Haitianos questionam resultado da eleição e desordem toma conta de Porto Príncipe
Os helicópteros da missão de paz da ONU (Organização das Nações Unidas) sobrevoam a capital do Haiti, Porto Príncipe, nas primeiras horas da manhã dessa quarta-feira (08/12). Todos na cidade estão em alerta, apreensivos. Assim que as rádios locais anunciaram na noite de ontem que as eleições presidenciais haitianas serão decididas em um segundo turno, começaram a ecoar pelas ruas da capital do Haiti tiros e gritos de revolta. Logo em seguida, diversas barricadas foram montadas pela cidade, que dormiu iluminada pelo fogo ateado a colchões e pedaços de madeira.Efe
Manifestantes põem fogo em protesto contra resultado das eleições no Haiti
No bairro de Petionville, zona rica da capital, onde vivem também funcionários da ONU, aconteceram os primeiros enfrentamentos entre manifestantes e policiais, que seguiram durante toda a noite em outras partes de Porto Príncipe.
A principal reclamação dos protestantes é a forte suspeita de fraude que paira sobre as eleições. O Conselho Eleitoral declarou que Mirlande Manigat obteve 31% dos votos, enquanto Jude Célestin, 22% e o cantor Michel Martelly, 21% dos votos, apenas seis mil votos de diferença em relação ao segundo colocado. Mirlande é esposa de Leslie Manigat que, em 1988, foi deposto por um golpe de Estado após ganhar as eleições, enquanto Celéstin é apoiado pelo atual presidente, René Préval. De acordo com pesquisas de boca-de-urna, os mais votados teriam sido Manigat e Martelly, popular cantor haitiano, que angariou forte apoio entre os mais jovens.
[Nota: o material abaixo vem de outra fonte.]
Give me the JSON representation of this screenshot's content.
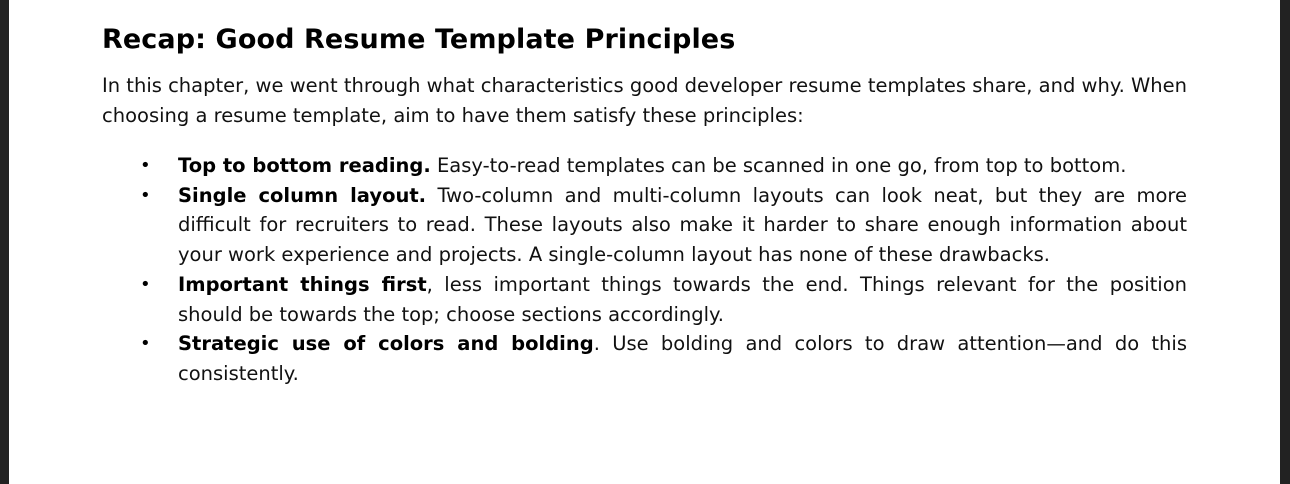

Mas os resultados estão sendo questionados principalmente por eleitores de Martelly, que acusam o establishment politico de Préval de ter manipulado os votos. No entanto, eleitores de outros candidatos também foram às ruas protestar. “Não é possível que Celéstin tenha ganho tantos votos, é mentira! Com certeza houve fraude eleitoral. Nos colégios eleitorais muitas pessoas não puderam votar pois seus nomes não constavam na lista de eleitores”, afirmou ao Opera Mundi uma eleitora de Manigat. “Há outro dado grave: Mirlande Manigat teve mais de 37% dos votos, mas não elegeu sequer um senador ou deputado. Quase todos os eleitos são da coalizão de Celéstin. Como se explica isso?”, questionou.
Cólera
Além do clima de instabilidade política que se instalou no país, a violência impede que agentes humanitários e ONGs se movam livremente pela capital e em outras cidades, dificultado o atendimento de vítimas da epidemia de cólera, que já deixou mais de dois mil mortos.
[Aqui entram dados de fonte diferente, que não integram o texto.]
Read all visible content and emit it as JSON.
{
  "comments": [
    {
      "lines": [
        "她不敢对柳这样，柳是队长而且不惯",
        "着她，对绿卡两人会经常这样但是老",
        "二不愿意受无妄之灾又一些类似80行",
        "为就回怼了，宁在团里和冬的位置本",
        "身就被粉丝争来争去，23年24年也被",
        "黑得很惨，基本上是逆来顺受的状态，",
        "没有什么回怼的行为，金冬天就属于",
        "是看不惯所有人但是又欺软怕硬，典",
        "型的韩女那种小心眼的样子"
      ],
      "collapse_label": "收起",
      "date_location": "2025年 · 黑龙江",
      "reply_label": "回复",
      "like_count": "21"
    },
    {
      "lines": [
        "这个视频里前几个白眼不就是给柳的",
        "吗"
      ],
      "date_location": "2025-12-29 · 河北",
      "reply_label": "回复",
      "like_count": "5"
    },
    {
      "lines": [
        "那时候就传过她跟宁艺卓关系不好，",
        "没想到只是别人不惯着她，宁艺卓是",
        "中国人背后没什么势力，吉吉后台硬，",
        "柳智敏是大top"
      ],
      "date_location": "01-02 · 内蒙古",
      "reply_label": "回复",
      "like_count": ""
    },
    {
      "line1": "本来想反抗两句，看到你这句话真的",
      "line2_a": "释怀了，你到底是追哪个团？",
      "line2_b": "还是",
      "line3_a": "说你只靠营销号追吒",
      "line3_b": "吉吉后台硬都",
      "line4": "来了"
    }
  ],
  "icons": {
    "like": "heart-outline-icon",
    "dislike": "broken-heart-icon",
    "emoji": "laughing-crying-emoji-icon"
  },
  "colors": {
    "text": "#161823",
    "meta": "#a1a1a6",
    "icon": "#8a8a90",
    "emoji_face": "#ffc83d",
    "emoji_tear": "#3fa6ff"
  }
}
Um relatório divulgado nesta terça-feira (07/12) revelou que a cólera entrou no país pelos capacetes azuis nepaleses da ONU. O médico francês Reanud Piarroux conclui que a explicação mais lógica para a propagação é a contaminação de um rio por soldados do Nepal baseados em um dos campos da Minustah, missão da ONU no país chefiada pelo Brasil. O porta-voz adjunto da Minustah, Vicenzo Pugliese, disse que o relatório não é conclusivo.
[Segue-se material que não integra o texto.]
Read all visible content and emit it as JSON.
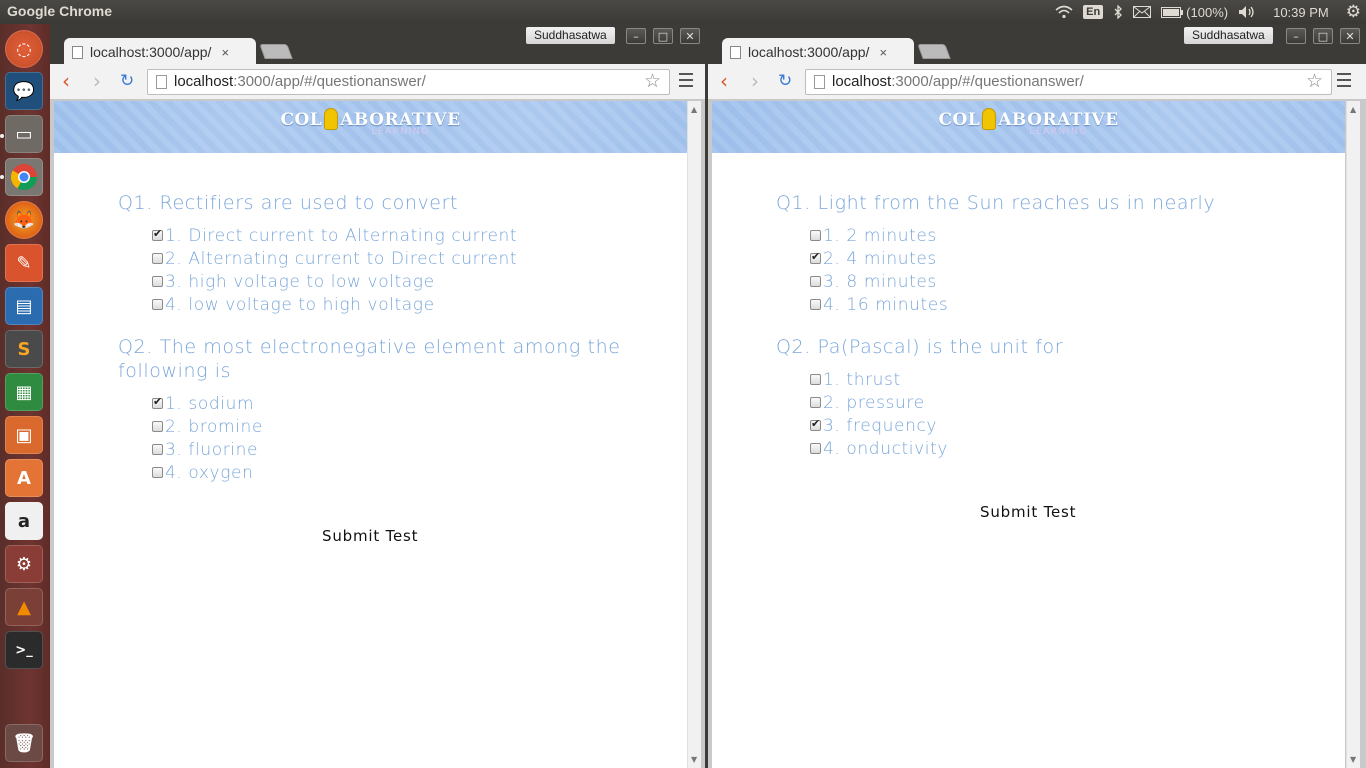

Magní Ervé, ex funcionário do Ministério da Agricultura e hoje pastor protestante, analisa com tristeza a situação do Haiti: “Os haitianos não são um povo acostumado a pegar em armas, o que é bom, pois em um momento como esse, a frustração acumulada durante tanto tempo pode ser incontrolável. Mas há limites, pois o povo está desesperado. Eles não tem nada a perder.”